Within a few years, memory may become so cheap that even small organizations can afford to equip all their file servers with gigabytes of physical memory. As a consequence, the file system may permanently reside in memory, and no disks will be needed. Such a step will give a large gain in performance and will greatly simplify file system structure.

Most current file systems organize files as a collection of blocks, either as a tree (e.g., UNIX) or as a linked list (e.g., MS-DOS). With an in-core file system, it may be much simpler to store each file contiguously in memory, rather than breaking it up into blocks. Contiguously stored files are easier to keep track of and can be shipped over the network faster. The reason that contiguous files are not used on disk is that if a file grows, moving it to an area of the disk with more room is too expensive. In contrast, moving a file to another area of memory is feasible.

Main memory file servers introduce a serious problem, however. If the power fails, all the files are lost. Unlike disks, which do not lose information in a power failure, main memory is erased when the electricity is removed. The solution may be to make continuous or at least incremental backups onto videotape. With current technology, it is possible to store about 5 gigabytes on a single 8mm videotape that costs less than 10 dollars. While access time is long, if access is needed only once or twice a year to recover from power failures, this scheme may prove irresistible.

A hardware development that may affect file systems is the optical disk. Originally, these devices had the property that they could be written once (by burning holes in the surface with a laser), but not changed thereafter. They were sometimes referred to as WORM (Write Once Read Many)devices. Some current optical disks use lasers to affect the crystal structure of the disk, but do not damage them, so they can be erased.

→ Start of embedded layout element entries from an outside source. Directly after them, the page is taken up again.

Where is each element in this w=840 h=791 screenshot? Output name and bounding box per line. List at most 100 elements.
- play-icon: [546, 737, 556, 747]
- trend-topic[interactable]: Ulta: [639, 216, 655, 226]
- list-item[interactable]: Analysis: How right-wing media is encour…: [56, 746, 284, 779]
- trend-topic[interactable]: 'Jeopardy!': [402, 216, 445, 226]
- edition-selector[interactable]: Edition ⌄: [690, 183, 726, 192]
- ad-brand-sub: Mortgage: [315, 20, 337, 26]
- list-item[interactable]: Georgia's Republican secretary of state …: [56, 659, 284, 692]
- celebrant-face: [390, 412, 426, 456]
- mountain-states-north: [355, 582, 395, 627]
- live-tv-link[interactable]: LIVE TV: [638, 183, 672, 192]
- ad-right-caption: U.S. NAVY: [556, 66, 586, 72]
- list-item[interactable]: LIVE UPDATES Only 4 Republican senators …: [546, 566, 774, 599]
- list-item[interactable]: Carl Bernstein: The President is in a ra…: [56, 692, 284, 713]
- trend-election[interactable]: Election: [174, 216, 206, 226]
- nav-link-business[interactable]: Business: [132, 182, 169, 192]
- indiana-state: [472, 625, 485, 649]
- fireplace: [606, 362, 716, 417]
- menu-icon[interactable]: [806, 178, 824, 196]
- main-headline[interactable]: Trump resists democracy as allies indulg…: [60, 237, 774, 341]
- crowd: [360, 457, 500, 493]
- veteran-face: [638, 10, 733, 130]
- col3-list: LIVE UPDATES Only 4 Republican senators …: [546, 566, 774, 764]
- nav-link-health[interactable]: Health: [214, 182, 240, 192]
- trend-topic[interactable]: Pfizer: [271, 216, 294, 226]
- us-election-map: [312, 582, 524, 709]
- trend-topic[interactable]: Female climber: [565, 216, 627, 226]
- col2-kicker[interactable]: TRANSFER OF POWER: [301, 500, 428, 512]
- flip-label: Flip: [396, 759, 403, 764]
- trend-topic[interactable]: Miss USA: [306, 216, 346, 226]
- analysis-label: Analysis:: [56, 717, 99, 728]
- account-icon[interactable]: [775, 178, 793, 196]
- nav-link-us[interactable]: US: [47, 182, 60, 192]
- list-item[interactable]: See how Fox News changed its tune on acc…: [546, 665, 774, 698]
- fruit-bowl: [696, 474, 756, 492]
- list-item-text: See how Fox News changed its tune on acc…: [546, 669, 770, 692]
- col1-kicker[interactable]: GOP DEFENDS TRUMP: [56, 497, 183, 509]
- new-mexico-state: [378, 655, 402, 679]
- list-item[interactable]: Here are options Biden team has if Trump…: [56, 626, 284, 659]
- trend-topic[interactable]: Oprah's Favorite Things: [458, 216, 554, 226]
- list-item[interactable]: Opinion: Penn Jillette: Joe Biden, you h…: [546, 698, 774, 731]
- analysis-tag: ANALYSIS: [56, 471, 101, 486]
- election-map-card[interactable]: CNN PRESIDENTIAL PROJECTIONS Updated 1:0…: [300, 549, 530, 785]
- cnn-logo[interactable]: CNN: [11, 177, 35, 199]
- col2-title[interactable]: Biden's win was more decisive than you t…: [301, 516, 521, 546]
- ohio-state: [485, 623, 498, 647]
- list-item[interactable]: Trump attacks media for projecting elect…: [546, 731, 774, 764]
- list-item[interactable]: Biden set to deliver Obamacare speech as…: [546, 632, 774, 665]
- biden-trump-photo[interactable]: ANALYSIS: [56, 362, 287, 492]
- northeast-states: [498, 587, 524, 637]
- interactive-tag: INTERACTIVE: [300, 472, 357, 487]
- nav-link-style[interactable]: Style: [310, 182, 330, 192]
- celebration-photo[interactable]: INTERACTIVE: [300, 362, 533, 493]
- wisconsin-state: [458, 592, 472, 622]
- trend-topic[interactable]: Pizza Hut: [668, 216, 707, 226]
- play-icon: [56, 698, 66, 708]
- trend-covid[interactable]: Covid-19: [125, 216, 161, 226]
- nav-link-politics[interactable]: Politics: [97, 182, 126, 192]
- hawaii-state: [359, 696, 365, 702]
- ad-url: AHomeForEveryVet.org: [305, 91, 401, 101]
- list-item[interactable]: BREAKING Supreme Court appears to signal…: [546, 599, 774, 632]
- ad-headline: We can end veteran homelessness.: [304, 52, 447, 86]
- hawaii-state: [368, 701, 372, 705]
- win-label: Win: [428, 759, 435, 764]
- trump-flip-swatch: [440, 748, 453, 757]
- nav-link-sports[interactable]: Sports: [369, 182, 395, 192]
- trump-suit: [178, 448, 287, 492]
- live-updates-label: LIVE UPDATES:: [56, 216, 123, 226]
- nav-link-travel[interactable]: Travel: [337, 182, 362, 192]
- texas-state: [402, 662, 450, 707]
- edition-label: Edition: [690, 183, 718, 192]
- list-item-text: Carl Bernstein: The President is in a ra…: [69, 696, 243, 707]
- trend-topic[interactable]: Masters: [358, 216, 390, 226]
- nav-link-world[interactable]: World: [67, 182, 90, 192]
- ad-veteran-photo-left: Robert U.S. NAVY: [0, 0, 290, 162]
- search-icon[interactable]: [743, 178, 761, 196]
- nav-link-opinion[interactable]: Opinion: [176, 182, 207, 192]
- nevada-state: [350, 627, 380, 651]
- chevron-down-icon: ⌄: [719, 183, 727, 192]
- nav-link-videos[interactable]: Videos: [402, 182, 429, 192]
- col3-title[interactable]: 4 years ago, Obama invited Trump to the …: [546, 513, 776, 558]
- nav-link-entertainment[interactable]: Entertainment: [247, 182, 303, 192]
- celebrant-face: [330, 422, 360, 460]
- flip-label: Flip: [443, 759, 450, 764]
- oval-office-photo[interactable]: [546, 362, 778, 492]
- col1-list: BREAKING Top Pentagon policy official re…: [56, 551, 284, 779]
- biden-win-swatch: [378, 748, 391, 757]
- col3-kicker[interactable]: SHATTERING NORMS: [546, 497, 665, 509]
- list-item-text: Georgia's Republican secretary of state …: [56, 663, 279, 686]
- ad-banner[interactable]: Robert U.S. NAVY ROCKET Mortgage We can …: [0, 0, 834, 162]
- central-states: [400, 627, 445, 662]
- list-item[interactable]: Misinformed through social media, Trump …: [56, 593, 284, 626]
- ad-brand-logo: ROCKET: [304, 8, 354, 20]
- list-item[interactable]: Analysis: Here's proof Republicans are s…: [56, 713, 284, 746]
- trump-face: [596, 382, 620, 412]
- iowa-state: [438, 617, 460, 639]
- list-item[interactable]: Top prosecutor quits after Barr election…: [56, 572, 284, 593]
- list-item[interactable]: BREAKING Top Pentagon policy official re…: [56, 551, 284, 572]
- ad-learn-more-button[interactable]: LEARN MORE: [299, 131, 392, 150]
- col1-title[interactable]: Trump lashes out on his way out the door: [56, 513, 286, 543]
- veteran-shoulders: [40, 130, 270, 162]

Optical disks have three important properties:

1. They are slow.

2. They have huge storage capacities.

3. They have random access.

They are also relatively cheap, although more expensive than videotape. The first two properties are the same as videotape, but the third opens the following possibility. Imagine a file server with an n –gigabyte file system in main memory, and an n –gigabyte optical disk as backup. When a file is created, it is stored in main memory and marked as not yet backed up. All accesses are done using main memory. When the workload is low, files that are not yet backed up are transferred to the optical disk in the background, with byte k in memory going to byte k on the disk. Like the first scheme, what we have here is a main memory file server, but with a more convenient backup device having a one-to-one mapping with the memory.

Another interesting hardware development is very fast fiber optic networks. As we discussed earlier, the reason for doing client caching, with all its inherent complications, is to avoid the slow transfer from the server to the client. But suppose that we could equip the system with a main memory file server and a fast fiber optic network. It might well become feasible to get rid of the client's cache and the server's disk and just operate out of the server's memory, backed up by optical disk. This would certainly simplify the software.

When studying client caching, we saw that a large fraction of the trouble is caused by the fact that if two clients are caching the same file and one of them modifies it, the other does not discover this, which leads to inconsistencies. A little thought will reveal that this situation is highly analogous to memory caches in a multiprocessor. Only there, when one processor modifies a shared word, a hardware signal is sent over the memory bus to the other caches to allow them to invalidate or update that word. With distributed file systems, this is not done.